A report completed last November by the City of Helsinki's Business Department shows that while unemployment fell most sharply among young people in Helsinki in 2019, in 2020 the number of unemployed young people rose by as much as 111 per cent for those under 25 and 96 per cent for those aged 25-29. The pandemic has undone the Finnish capital’s efforts in battling the problem and local officials are now scrambling to get back on track.

Corona woes

“The pandemic brought a sharp turn to a well-started year. In the previous year, the number of unemployed people under the age of 25 in Helsinki had decreased gratifyingly by about 10 per cent and the number of people aged 25–29 by 12 per cent.

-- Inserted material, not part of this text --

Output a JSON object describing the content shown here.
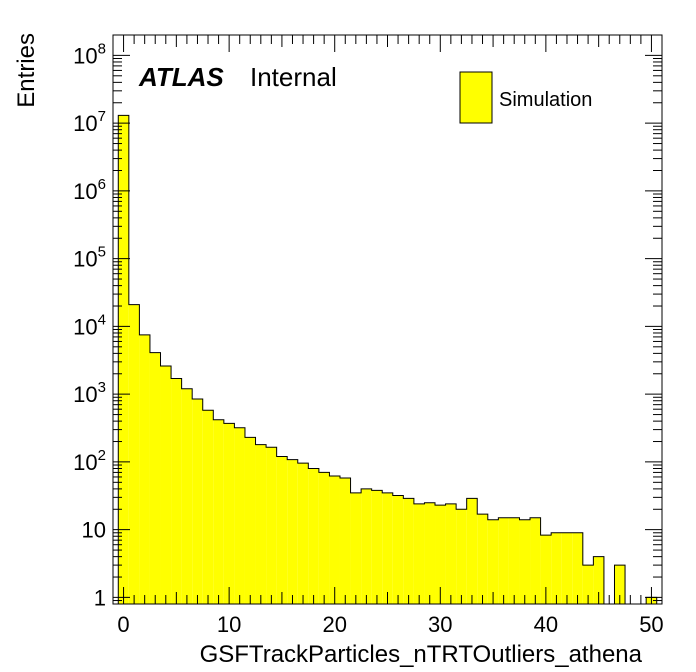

Now the statistics speak a harsh language: as unemployment among those under 30 has risen, the number of job vacancies has fallen. The sharpest growth has taken place in the groups of unemployed people aged 20–24 and 25–29 in Helsinki,” says Ilkka Haahtela, Director of Immigration and Employment Affairs of the City of Helsinki.

In order to combat the issue, authorities in Helsinki are getting ready to launch a new municipal experiment in March that will hopefully salvage the situation. "Right now, flexibility, ingenuity and innovation are needed to solve the employment challenge that is shaking our society as a whole, and we are going to study and develop these elements through a municipal experiment,” explained Haahtela.

At the start of the municipal experiment, just under 50,000 unemployed people from Helsinki will be covered by the municipality's employment services. The transfer to the experiment specifically affects the long-term unemployed and, more generally, the harder-to-employ groups. They will have access to completely new types of service planning, although concrete work will not start until March.

According to local government officials, the old methods are evidently unsuitable for the current situation and creativity and innovation are of paramount importance – thus the experiment that is to be launched could play a pivotal role in Helsinki’s economic reboot.